テンポラリー

そのときに思いついたことの備忘録。租税について考えることが多い

韓国ゲイクラブのコロナクラスター問題に婚姻制度の欠点が集約されている

韓国ゲイクラブで何が起きていたのか?《クラスター化でコロナ再流行の危機》
https://news.livedoor.com/lite/article_detail/18245032/

>クラブの利用者がアウティング(本人の望まないカミングアウト)を恐れ、防疫当局の調査に応じないケースが続出している。
>防疫当局によると、約5500人のクラブ利用者のうち2000人ほどが虚偽の連絡先を残し、連絡が取れていない状態だという。
>防疫当局は、携帯電話会社とカード会社にデータの提出を要請し、警察からも協力を得てクラブ利用者全員を捜し出して検査を受けさせる方針だが、現状は厳しい。


このセンセーショナルなニュースは、LGBTに対する寛容の風潮を巻き戻してしまう効果を持っているだろう。
未知な感染症から自身や大切な人を守るためには、そのクラブに参加してクラスターの中にいたと思われる人間に検査をうけてもらわなければならない。
参加した者の責任としてそれに協力することは社会通念上当然なのに、自分が性的少数者であることのアウティングを恐れて協力しない。
もちろん国家がその情報を把握することもプライバシー権の侵害に当たる恐れがあるのだから、必要最小限度の権利制約に留めるべきだろう。

しかし、そうだとしても、多くの人は、(性指向という要素や文化的な側面から同族だけで集結したがる)セクシャルマイノリティに何らかの権利を認める必要があるとは考えないだろう。
むしろ、「ああ、歴史上多くの宗教が同性愛を禁じていたのはこういうことだったのか」と悟ったのではないか。



これらの一般多数人の思いに反して、よくよく考えてみれば性的少数者の性指向そのものを否定する必要はない。
今般の本質的な問題は「同性愛者が病気を広める」のではなく、「誰しもが感染症拡大の火種になる恐れがある中で検査に協力できない事情があるから病気を広めてしまう」というのが現状であるからだ。
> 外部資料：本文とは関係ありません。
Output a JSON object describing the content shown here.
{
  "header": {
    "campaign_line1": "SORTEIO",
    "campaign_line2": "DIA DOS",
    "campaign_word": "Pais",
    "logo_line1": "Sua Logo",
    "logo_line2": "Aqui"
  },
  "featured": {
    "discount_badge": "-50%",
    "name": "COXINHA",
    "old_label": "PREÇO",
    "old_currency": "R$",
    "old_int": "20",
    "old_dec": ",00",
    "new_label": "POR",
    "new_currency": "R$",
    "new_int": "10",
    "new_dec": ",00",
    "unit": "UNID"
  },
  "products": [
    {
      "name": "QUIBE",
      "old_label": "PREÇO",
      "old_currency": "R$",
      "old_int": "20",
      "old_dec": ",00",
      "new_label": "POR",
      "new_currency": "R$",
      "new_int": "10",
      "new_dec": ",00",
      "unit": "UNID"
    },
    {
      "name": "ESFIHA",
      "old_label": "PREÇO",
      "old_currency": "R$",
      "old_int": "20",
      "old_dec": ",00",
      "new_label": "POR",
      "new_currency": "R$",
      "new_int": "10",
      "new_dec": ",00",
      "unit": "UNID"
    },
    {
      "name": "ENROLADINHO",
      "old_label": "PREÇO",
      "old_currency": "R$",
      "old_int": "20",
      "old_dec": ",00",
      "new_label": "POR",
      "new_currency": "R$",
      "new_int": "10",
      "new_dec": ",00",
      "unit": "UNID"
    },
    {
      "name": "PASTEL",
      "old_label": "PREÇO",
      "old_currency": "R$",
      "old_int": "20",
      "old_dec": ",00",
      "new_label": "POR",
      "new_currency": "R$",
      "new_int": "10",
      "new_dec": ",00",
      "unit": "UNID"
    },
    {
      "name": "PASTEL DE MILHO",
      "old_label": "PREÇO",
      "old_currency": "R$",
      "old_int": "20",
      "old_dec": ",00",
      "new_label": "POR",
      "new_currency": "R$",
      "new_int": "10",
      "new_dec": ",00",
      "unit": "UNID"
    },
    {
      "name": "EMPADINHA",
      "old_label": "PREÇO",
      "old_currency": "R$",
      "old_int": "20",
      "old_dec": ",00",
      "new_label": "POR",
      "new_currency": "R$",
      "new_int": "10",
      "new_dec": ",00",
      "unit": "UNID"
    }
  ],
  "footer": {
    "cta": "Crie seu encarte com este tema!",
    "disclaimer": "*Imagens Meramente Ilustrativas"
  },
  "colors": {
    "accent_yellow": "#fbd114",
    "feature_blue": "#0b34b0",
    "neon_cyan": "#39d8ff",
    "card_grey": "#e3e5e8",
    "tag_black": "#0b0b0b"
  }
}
むしろ同性愛その他少数性指向がより社会的に認められて、性指向を公言しても不利益とならない社会を作ることによって検査への協力が積極的に行われれば、少数性指向自体を否定すべき理由はない。

そのような社会を作るには、やはり法律による婚姻を廃止するしかないように思える。



なぜ「同性婚を認めよう」という話にならないかといえば同性婚を認めたところで国家からの取り扱いに対しては異性婚と同様の法の適用を受けうるけれども、社会からの同性愛者の取り扱いはさして大きな変化は生まれないだろうというのがその理由だ。
逆に「自分たちだけでは子孫を反映させるということができないのに、同性愛カップルに異性婚と全く同等の利益を認めることが本当にいいことなのか?」と訝しむ人すら現れるだろう。

社会全体の風潮を変えるにはまず「結婚が法律上承認されていることが愛の究極形である」という夢想を破る必要がある。
婚姻届を提出していない事実婚夫婦に愛がないとは言い切れない。
同性による関係結合も、どちらかというと事実婚の延長線上にあるはずのもので、そちらのほうがいろいろと自由が利くと思う。

うまくまとまらないが、誰もが婚姻から自由になることが、性的多様性を認める唯一の方法だといえる。